В полночь мы отдали якорь на большом рейде Сингапура. Это был трудный переход. От самого Никобара и до Суматры грохотал девятибалльный шторм. В Малаккском проливе все время кружила путаная пьяная волна. Пена шипела на рифах, на свалах, у черных и крутых берегов. Мы пробирались наощупь, прислушиваясь к свисту течения, к дальним гудкам кораблей.

Белые огни Малакки проплыли у самой боды. Словно крадучись, появлялись и тонули во мгле острова. Но у Сингапура снова проглянули звезды и дымный простор открылся впереди.

Красные фонари нефтяников, неспокойные прожекторы крейсеров, целые груды огней на «пассажирах» — вся огромная гавань дымилась и жила, и дальше начинался город — с надморья до низких туч.

Мы остановились рядом с небольшим суденышком, похожим скорее на паром, таким оно казалось обтрепанным и смешным. Это был малайский «грузовик». Незадолго до нас он пришел с Борнео, из Сандакана. Широкая надпись «Батавия» занимала добрую половину его борта. В этот поздний час на «Батавии» не утихала работа. Матросы мыли палубу и красили надстройки; утром они, наверное, ожидали хозяина и капитан собирался «блеснуть».

Они работали до самого утра.
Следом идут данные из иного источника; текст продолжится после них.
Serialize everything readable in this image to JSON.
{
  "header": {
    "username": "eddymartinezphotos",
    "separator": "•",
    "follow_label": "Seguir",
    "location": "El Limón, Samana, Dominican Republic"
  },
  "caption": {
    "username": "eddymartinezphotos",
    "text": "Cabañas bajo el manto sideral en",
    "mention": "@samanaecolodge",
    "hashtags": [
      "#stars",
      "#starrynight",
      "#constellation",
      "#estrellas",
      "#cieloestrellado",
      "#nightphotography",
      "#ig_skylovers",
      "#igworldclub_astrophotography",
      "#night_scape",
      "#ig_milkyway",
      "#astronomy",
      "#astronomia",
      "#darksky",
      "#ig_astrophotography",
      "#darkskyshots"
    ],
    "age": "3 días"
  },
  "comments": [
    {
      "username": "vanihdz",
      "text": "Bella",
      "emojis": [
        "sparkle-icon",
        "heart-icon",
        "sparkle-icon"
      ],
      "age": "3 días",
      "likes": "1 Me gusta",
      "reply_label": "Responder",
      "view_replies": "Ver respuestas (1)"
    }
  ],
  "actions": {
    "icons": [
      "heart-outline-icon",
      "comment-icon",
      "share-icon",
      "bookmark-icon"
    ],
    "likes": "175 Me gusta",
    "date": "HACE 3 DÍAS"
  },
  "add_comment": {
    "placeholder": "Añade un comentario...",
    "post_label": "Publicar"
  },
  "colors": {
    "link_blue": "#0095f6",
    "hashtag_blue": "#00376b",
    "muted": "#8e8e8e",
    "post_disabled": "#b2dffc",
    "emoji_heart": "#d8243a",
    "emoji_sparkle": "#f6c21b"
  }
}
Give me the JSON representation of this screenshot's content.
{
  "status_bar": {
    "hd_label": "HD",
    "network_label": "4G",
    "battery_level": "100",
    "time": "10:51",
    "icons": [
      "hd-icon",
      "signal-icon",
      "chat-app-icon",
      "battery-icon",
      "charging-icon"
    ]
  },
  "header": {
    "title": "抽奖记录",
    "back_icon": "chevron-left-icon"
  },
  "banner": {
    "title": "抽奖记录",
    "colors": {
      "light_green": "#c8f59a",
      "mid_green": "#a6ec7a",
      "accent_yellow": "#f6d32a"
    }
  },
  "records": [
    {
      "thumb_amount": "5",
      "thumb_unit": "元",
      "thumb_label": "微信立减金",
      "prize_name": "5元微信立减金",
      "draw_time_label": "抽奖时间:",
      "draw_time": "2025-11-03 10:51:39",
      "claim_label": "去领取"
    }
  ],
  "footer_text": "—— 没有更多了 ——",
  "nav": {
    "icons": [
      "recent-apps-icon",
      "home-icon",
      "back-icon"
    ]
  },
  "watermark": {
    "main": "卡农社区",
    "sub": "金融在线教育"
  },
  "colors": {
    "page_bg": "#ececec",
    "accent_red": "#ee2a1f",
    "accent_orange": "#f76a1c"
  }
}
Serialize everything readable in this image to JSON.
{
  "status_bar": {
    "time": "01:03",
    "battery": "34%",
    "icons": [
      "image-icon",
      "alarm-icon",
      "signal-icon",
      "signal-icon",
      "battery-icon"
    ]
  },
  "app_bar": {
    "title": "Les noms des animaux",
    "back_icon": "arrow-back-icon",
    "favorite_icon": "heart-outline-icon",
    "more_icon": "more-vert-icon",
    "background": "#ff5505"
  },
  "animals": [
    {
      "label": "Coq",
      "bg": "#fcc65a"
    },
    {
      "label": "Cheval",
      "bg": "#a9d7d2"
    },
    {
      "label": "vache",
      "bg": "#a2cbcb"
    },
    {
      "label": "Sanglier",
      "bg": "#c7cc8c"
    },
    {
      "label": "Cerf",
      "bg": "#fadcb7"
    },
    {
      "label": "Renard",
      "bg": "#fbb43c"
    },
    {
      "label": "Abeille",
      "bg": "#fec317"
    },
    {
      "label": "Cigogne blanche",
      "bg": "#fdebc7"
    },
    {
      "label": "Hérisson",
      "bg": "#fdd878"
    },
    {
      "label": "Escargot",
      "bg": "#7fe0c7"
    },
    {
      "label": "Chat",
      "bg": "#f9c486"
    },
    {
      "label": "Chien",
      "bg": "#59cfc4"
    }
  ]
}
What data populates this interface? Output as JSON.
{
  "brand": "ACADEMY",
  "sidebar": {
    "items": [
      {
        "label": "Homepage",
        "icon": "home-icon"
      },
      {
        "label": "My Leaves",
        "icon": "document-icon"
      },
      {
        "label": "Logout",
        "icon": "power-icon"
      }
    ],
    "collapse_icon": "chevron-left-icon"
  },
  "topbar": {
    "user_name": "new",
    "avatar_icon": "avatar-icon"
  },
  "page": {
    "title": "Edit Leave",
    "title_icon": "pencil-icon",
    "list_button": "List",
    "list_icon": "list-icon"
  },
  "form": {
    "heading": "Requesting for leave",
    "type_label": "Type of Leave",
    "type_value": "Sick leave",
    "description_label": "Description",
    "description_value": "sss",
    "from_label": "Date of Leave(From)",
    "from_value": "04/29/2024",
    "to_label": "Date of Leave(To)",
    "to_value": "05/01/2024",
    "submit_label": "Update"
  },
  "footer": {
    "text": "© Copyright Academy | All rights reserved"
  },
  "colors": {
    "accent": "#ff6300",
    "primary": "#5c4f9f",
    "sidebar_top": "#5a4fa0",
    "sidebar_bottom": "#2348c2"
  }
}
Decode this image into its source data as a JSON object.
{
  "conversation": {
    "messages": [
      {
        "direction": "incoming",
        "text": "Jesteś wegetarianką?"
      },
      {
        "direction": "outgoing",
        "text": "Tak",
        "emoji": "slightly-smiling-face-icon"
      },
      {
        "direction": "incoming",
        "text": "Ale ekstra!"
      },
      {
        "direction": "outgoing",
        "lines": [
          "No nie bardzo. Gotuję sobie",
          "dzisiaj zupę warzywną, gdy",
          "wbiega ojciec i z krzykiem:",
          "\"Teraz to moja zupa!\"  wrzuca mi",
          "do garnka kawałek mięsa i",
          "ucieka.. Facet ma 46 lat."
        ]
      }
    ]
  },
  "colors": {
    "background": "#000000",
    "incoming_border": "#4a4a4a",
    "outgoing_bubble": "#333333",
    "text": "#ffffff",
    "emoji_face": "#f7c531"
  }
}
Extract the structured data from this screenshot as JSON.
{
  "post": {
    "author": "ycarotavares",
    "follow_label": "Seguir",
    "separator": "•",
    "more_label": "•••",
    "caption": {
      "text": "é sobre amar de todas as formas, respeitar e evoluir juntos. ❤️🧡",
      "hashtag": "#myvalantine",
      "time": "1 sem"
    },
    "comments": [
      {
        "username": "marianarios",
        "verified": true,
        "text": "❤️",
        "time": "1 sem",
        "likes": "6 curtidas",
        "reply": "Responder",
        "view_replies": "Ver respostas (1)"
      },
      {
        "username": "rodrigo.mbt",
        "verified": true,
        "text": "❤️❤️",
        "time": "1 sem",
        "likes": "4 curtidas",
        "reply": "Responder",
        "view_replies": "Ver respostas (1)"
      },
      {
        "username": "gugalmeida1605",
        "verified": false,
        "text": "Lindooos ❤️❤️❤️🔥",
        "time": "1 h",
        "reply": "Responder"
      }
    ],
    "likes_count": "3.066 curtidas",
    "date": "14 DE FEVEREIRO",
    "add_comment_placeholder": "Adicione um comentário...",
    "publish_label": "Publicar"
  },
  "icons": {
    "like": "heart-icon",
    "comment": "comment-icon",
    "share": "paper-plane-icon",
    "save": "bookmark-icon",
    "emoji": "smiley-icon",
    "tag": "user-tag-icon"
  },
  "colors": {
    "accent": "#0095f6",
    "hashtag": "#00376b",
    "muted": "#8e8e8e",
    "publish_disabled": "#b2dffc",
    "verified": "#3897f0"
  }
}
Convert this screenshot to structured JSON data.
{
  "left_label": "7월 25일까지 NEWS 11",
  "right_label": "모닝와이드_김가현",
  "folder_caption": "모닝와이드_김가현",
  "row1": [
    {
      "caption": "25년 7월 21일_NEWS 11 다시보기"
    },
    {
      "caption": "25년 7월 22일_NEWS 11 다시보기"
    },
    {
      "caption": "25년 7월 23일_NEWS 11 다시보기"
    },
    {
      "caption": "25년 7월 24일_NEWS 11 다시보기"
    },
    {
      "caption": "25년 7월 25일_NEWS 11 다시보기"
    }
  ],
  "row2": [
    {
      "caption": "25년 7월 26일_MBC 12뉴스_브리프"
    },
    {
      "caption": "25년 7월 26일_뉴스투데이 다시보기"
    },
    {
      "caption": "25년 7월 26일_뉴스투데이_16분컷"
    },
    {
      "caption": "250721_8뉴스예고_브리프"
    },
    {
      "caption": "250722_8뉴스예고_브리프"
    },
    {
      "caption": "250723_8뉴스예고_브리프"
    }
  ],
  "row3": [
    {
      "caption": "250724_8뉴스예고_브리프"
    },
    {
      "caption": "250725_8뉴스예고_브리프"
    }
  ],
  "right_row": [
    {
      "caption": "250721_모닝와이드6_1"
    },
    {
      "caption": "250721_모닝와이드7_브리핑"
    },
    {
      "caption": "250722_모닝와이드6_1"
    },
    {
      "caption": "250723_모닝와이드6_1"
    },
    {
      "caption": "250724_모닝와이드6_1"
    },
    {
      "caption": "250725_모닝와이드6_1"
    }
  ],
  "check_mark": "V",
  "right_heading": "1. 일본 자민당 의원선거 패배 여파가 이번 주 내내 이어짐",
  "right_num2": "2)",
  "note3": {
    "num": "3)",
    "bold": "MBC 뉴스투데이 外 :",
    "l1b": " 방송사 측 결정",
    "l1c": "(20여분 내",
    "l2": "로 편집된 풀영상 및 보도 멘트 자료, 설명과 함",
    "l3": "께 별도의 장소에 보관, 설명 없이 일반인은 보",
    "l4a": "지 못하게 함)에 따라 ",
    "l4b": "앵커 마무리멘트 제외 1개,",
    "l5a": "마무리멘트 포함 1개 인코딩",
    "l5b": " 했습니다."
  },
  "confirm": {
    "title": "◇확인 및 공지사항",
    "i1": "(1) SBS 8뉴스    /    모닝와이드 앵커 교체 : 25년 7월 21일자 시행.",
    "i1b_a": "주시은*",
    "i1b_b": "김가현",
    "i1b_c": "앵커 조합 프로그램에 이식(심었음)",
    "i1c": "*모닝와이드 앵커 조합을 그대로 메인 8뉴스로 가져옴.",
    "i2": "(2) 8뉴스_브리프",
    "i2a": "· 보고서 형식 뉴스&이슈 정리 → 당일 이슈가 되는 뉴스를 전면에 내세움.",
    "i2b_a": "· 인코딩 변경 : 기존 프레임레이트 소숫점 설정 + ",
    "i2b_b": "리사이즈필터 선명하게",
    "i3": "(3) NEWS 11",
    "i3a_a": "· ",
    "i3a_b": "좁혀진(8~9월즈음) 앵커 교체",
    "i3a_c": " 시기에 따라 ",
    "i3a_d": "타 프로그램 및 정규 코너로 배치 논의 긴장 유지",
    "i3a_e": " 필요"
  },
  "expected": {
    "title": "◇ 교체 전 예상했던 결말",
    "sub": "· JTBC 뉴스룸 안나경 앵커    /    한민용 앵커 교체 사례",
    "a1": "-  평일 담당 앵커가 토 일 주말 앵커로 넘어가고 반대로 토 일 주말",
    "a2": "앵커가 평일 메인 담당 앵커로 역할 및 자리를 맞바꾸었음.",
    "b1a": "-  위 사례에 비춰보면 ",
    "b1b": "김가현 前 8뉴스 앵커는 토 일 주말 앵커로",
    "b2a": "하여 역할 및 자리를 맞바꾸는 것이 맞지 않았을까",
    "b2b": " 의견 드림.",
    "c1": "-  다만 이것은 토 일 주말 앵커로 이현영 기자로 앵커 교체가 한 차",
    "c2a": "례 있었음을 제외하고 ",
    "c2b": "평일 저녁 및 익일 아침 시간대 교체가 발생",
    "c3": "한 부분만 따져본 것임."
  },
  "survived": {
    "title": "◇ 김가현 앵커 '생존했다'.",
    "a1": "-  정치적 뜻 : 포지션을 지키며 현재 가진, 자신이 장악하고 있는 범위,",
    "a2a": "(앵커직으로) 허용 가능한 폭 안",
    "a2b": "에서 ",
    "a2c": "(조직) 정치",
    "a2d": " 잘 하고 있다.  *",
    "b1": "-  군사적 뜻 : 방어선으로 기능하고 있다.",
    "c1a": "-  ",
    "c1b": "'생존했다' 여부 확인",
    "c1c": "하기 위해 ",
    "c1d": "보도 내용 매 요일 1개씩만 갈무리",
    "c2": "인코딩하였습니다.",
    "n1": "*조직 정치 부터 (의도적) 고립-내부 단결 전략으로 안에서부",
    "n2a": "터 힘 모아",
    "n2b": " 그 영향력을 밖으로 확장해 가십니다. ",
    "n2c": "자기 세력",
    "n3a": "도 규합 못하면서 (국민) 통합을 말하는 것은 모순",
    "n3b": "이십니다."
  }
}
Южная ночь летела над морем, над островами, над глухими прикрытиями фортов. Смутное видение города тонуло в ней; оно растворялось в зыбком течении рассвета, и даже наш маленький сосед словно растаял во мгле. Но матросы по-прежнему перекликались на его борту, они не отдыхали до сих пор.

С рассветом они уезжали вместе с нами на берег отдыхать. Лица их были усталые и сонные. Они ни о чем не говорили до самых причалов. Они сидели на скамье катера тесной семьей и молча курили длинные китайские трубки. Их было тринадцать человек: палубные, механики, кочегары, — весь экипаж, и казалось просто непонятным: кто же остался на корабле?

За большими кварталами набережной, за черной рекой джонок у них были родные и друзья. Они были и на островах, разбросанных в проливе, на дымном Пулау-брани, Пуло-убип, в доках Селетара. Но матросы не оглядывались на берег, и у причала они помедлили еще, пока сошли все пассажиры. Может быть от усталости походка их была медлительна и как бы осторожна здесь, на веселом, шумном берегу. Еще лишь начиналось утро, а город смеялся и жил, большой и цветистый, объятый лазурью со всех сторон, окованный крепким бетоном. Только серые здания банков и контор, тяжелые и слепые, хранили остаток ночи. Они стояли сплошным барьером, словно чужие на этой земле. Мимо их грузных стен шел непрерывный поток автомобилей, троллейбусов и рикш. Гул улицы, движение толпы — ничто не касалось задернутых стальными решетками окон, — они темнели, холодные и чужие.

Рядом, в переулках, было пустынно и тихо. Рослые бородачи с автоматами у груди охраняли эту тишину. Жизнь улицы шла мимо: к базарам, к плантациям Синклап-род, к рабочим предместьям.

Моряки с «Батавии» тоже не пошли через большой квартал. Они повернули налево, мимо ограды набережной, к портовым землякам.

Я шел вслед за ними, не зная, куда пойти, и малайцы вскоре заметили это. Они подождали меня на углу, и мы пошли вместе, ни о чем не спрашивая друг друга, как давние друзья.

За торговыми домами китайских купцов начинался базар — дно океана, где осьминоги, розовые и живые, лениво ворочались под ножами рыбаков, где было все, что дает море. Мы шли дальше, к реке, — шумный город раскрывался все шире, и на каждом шагу мои приятели встречали друзей. Это были матросы, рикши, рыбаки, портовые рабочие и торговцы. Они приглашали к себе, и в тесных, темных лачугах дети смеялись нам, и старики делили с нами табак. Здесь жило чувство родины и мне, дальнему человеку, тоже было радостно и тепло.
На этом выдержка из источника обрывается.